U.S. Route 222 Truck was a 12.49 mi truck bypass of US 222 from US 222 in Perryville to US 1 and US 222 in Conowingo. The signed route followed MD 275 from US 222 in Perryville north to MD 276 in Woodlawn. US 222 Truck continued north on MD 276 from Woodlawn north to US 1 west of Rising Sun. The truck route then headed west on US 1 to US 222 in Conowingo. US 222 Truck was downgraded to MD 222 Truck when US 222 became MD 222 between Perryville and Conowingo.
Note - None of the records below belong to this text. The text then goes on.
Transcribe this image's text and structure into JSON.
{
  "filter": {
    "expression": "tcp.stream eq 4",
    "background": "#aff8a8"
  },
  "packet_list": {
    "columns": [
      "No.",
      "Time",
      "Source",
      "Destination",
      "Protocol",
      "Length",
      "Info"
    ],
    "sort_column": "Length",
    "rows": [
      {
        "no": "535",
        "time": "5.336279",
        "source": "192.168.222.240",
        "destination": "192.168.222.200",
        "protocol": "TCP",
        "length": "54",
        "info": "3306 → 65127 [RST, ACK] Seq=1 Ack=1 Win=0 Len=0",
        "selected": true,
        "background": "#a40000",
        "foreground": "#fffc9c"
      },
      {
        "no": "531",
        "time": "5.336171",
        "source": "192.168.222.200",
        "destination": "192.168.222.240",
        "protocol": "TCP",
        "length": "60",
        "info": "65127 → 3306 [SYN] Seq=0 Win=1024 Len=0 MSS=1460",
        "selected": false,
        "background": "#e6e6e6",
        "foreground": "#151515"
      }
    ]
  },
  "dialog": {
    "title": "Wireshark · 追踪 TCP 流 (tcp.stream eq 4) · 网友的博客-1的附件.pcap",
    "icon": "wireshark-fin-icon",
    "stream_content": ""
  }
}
===Reading business loop===

U.S. Route 222 Business (US 222 Bus.) is a 12.17 mi business route of US 222 located in Reading, Pennsylvania. The southern terminus is at US 222 in Cumru Township. Its northern terminus is at US 222 in Ontelaunee Township. The route begins at the US 222 freeway and heads through the southwestern suburbs of Reading as Lancaster Avenue, intersecting PA 724 in Shillington. US 222 Bus. continues into Reading on Lancaster Avenue and intersects the northern termini of PA 625 and PA 10 before reaching an interchange with the US 422 freeway. The business route crosses the Schuylkill River and becomes Bingaman Street. US 222 Bus. turns north on 5th Street and intersects US 422 Bus. in downtown Reading and the southern terminus of PA 61 to the north of downtown. The route interchanges with the PA 12 freeway and continues north through suburban Muhlenberg Township as 5th Street Highway. US 222 Bus. reaches Temple and continues northeast to its northern terminus as Allentown Pike. US 222 Bus. is the only auxiliary route of US 222 in Pennsylvania.
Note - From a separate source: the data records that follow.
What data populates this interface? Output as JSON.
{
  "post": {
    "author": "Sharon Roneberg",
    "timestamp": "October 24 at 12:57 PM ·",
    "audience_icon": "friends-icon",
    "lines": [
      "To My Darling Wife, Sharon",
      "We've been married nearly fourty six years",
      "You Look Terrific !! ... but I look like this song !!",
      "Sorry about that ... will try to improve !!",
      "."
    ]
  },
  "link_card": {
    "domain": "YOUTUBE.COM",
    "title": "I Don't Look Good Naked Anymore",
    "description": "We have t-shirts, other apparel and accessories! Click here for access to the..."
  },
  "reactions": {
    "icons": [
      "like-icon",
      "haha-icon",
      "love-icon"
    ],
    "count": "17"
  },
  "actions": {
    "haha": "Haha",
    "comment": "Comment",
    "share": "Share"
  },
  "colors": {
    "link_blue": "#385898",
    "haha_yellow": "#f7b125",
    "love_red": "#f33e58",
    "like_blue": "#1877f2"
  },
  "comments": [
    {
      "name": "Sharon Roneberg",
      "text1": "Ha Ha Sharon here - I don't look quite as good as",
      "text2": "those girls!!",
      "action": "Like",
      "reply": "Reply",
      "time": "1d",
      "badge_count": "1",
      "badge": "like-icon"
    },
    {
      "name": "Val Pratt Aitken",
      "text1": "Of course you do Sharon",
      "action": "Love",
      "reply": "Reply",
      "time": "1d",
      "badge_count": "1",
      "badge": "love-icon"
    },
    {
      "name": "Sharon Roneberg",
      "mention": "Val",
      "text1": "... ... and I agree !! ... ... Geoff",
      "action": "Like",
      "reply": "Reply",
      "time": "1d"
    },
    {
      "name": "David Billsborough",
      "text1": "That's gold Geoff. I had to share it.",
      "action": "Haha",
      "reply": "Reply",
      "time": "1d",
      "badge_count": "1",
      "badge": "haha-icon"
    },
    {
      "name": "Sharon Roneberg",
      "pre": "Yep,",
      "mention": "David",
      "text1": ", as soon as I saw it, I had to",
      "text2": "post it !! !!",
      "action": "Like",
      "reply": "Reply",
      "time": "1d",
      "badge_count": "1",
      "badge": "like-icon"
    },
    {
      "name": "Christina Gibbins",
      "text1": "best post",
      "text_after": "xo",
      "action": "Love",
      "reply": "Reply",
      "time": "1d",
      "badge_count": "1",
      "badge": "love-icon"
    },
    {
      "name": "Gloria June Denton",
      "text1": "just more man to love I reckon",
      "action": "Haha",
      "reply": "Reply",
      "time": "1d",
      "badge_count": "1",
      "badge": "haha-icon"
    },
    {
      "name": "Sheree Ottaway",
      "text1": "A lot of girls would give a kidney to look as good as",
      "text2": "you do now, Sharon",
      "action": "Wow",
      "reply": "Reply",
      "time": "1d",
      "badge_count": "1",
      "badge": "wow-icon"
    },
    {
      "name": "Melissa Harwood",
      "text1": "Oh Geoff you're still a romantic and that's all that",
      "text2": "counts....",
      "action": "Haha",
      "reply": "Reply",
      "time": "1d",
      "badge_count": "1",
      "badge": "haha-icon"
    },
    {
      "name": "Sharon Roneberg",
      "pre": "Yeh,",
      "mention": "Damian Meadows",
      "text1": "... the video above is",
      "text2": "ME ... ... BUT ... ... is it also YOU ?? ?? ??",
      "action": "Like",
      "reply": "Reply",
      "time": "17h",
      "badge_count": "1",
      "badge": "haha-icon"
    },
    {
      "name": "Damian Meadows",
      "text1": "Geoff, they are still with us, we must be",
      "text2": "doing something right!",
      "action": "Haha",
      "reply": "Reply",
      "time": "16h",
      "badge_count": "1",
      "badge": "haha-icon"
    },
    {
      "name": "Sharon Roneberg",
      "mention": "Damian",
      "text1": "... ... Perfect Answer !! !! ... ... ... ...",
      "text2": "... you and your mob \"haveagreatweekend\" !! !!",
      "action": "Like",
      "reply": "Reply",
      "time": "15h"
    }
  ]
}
With the creation of the U.S. Highway System in 1926, the road between Reading and Lancaster was designated US 222 while the road between Reading and Allentown was part of US 22, which ran along what was designated the William Penn Highway in 1916 and PA 3 in 1924. In the late 1920s, US 222 briefly ran concurrent with PA 41 and PA 240 at different times. PA 42 originally ran north–south through Reading starting in 1927. By 1930, the concurrent state route designations were removed from US 222 and US 22. US 222 entered Reading along with PA 73 along Lancaster Avenue and Bingaman Street before turning north on 9th Street along with PA 83 to end at US 22 and US 422 at Penn Street. US 22 continued north on 9th Street out of Reading and continued along Kutztown Road through Temple toward Allentown. US 120 began at US 222 at Bingaman Street and headed north on 4th Street and Center Street out of Reading. In 1931, US 22 was moved to a more direct alignment between Harrisburg and Allentown, and US 222 was extended north along the former alignment between Reading and Allentown. US 222 was shifted to use Lancaster Avenue, Bingaman Street, and 5th Street and 5th Street Highway through the Reading area in the 1930s, running concurrent with US 122 through downtown Reading. The US 122 and PA 73 concurrencies were removed by 1966. In 1975, US 222 was rerouted to bypass Reading on the West Shore Bypass and the Warren Street Bypass, with the former alignment through the city becoming US 222 Bus. In 1998, US 222 Bus. was extended north to its current terminus following the rerouting of US 222 to a new outer bypass of Reading. The business route was extended south to its current endpoint in 2004 with the completion of the US 222 freeway south of Reading to Mohnton.